There’s a lot a of talk about authenticity in storytelling and its importance in what’s broadly characterized as brand storytelling.
And for good reason: authenticity in storytelling is indeed important. But it’s far from sufficient in telling an effective story.
Let me share a story of my own to illustrate the point:
An Authentic Story of Child Abuse Leaves Me Cold
Last spring I attended a fundraising event at a small performance space in New York. Its aim was to support a genuinely good cause: helping prevent child abuse.
Seven victims of abuse, now adults, were each given seven minutes to relate their childhood trauma and how they overcame it. Among the victims were a few professional writers.
Just minutes into the first story, I began to feel uncomfortable. A young woman was delivering a completely authentic and heartfelt account of being abused as a child. Yet —and it’s hard for me to admit this— I was kind of bored by her story, and, as you might expect, feeling very guilty about it.
How could I not be moved by this tale of horrific abuse? Was it that I was never abused as a child and couldn’t relate? Or was I just an insensitive jerk?
To make matters worse, I felt the same unease during the next three stories. My mind wandered. I squirmed in my seat, looked at my watch, thought about what I would eat after the event. And I berated myself for it.
Another Authentic Story of Child Abuse Moves Me
Fortunately at story number five things changed.

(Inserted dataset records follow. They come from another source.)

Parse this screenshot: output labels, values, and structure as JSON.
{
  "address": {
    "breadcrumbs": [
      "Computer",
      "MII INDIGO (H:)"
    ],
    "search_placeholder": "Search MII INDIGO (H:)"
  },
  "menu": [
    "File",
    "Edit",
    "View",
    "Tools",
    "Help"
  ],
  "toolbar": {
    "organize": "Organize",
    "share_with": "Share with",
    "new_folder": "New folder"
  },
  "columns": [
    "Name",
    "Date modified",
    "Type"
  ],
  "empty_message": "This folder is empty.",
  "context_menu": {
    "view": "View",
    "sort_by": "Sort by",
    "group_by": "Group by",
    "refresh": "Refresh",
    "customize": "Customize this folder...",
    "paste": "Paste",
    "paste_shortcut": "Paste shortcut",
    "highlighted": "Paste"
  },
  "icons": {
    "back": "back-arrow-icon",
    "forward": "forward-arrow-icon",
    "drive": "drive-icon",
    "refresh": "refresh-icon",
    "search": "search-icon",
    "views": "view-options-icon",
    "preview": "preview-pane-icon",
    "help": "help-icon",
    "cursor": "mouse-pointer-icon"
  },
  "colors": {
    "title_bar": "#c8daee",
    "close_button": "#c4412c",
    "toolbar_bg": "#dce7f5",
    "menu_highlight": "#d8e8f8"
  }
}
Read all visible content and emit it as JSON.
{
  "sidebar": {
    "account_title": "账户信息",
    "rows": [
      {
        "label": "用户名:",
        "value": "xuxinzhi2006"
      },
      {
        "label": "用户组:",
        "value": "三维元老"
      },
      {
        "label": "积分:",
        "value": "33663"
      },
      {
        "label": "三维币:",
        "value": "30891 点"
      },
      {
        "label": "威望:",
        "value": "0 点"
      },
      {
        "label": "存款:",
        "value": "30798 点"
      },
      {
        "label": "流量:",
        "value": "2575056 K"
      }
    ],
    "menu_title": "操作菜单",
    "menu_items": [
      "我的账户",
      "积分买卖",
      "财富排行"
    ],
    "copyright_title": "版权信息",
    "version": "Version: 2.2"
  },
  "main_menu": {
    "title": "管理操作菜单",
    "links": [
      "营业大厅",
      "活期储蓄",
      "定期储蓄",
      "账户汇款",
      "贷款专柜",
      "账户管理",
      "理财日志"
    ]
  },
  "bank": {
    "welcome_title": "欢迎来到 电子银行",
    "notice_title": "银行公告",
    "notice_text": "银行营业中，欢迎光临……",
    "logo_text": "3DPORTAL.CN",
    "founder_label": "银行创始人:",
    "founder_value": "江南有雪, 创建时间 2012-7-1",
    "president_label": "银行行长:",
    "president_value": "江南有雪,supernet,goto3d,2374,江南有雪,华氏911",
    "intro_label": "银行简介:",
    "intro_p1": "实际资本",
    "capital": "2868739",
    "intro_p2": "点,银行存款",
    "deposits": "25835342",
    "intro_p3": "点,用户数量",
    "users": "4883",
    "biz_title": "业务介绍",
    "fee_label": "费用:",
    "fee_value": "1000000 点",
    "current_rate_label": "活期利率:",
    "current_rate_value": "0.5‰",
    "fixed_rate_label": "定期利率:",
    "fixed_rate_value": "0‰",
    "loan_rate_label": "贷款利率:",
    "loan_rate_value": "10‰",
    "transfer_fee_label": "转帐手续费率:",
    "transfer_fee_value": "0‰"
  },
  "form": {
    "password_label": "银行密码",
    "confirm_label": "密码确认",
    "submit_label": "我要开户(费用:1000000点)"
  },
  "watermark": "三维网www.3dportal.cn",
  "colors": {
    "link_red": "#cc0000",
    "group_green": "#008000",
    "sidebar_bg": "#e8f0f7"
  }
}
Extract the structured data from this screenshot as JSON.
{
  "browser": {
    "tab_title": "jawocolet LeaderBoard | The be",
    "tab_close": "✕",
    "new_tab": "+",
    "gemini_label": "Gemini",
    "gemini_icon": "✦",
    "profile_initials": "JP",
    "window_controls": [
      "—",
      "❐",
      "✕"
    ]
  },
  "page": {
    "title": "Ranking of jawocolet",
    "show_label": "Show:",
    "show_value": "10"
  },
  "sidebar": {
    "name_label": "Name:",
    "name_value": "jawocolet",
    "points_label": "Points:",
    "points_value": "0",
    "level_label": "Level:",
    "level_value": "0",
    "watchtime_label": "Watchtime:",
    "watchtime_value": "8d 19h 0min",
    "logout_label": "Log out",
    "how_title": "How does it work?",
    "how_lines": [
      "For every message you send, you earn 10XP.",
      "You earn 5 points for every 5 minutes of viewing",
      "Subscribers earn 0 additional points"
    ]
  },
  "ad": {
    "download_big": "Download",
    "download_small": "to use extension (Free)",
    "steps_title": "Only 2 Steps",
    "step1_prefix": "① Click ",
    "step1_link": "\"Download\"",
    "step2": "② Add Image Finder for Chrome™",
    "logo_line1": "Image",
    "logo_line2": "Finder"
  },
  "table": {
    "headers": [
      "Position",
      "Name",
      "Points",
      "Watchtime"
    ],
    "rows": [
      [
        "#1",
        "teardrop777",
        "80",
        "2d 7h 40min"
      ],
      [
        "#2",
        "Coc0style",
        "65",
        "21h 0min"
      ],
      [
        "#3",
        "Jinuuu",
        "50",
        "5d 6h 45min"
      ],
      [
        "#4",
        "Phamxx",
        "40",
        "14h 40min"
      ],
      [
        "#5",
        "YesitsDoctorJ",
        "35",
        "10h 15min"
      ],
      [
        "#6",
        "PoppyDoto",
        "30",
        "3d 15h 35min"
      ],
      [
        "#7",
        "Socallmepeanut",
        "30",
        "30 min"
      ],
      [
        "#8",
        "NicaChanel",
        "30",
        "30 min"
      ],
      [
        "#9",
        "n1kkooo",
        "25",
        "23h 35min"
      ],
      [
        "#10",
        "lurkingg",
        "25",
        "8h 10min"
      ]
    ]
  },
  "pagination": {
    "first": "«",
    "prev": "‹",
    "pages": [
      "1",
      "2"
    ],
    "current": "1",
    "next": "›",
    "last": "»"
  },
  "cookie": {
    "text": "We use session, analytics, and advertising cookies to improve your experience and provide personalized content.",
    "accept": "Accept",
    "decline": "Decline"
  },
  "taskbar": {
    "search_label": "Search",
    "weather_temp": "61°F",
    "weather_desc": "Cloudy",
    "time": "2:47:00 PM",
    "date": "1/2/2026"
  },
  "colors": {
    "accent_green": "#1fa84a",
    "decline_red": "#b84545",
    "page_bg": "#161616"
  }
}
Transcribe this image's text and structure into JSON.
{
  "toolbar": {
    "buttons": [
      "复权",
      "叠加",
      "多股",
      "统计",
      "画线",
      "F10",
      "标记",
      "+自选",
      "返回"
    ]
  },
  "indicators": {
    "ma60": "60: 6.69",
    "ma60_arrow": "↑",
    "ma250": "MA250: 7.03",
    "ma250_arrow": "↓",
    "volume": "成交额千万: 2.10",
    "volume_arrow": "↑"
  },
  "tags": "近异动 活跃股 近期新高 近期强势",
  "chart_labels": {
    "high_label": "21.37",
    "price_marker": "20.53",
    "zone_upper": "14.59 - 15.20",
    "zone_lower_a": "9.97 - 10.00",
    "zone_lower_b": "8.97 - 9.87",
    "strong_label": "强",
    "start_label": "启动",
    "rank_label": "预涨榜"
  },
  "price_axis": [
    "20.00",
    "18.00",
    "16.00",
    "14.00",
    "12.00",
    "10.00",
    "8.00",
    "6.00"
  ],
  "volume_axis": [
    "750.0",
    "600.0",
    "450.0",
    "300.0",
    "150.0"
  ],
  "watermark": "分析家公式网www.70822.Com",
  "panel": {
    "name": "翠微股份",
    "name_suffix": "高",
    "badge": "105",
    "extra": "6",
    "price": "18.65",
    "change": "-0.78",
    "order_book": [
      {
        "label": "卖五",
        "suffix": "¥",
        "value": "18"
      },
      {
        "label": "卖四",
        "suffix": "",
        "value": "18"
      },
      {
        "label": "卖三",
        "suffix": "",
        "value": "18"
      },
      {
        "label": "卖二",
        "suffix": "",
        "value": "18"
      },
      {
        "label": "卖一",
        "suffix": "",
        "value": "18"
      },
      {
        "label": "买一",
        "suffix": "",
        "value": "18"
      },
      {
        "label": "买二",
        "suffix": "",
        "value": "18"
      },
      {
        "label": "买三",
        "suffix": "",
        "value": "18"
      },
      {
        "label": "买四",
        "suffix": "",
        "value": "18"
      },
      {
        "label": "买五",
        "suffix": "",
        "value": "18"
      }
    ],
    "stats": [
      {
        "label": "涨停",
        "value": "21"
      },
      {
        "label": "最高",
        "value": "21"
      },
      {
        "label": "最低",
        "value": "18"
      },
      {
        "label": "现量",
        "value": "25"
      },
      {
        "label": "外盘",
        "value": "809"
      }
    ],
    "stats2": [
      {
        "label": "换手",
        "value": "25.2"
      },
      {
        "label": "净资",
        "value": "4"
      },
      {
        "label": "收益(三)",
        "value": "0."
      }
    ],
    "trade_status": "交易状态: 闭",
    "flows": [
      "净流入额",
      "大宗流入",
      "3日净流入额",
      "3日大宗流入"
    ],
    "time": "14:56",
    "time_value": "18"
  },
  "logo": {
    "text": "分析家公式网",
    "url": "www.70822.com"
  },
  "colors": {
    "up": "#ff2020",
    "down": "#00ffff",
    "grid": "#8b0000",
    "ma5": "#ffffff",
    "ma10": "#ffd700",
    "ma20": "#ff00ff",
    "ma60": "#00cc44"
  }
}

It was told by one of the professional writers, an unassuming middle-aged woman, and was riveting from beginning to end.
What was different was not that she was more authentic. Or that the facts of her story were more powerful than what I had heard earlier.
Rather, it had to do with how she told her story.
To Be Effective, Authenticity Must Be Properly Shaped
What this storyteller did, whether she knew it or not, was employ basic storytelling principles and techniques that go all the way back to the Greeks.
1) Her story had a structure. There was a beginning, middle and end.
2) Her story moved forward. It set up a problem drove to its resolution. All throughout I wanted to know what would happen next.
3) Her story was unified. Unlike the ineffective storytellers, the effective ones stayed within a limited set of images or scenes without wandering off onto tangents. They also repeated phrases that held their narrative together.
4) Her story painted pictures. Rather than speaking in abstract terms she used concrete language that makes you see things.
5) Her story was not about her. Although she relating events that obviously happened to her, she framed those events in a way that I could identify with. Not only could I sympathize with her story, I could empathize. There were universal lessons and insights in the story that I could apply to my own experience.
So the moral of the story I’m telling you here is simple. No matter how honest or revealing or genuine you are, your story can still fall flat.
Authenticity in storytelling, you see, is not enough.
To move your audience you’ve got to craft your authenticity. You need to shape your story so your audience has something they can follow, something that makes them want to know more, something that brings them close to you in a world they can inhabit and see as authentically their own.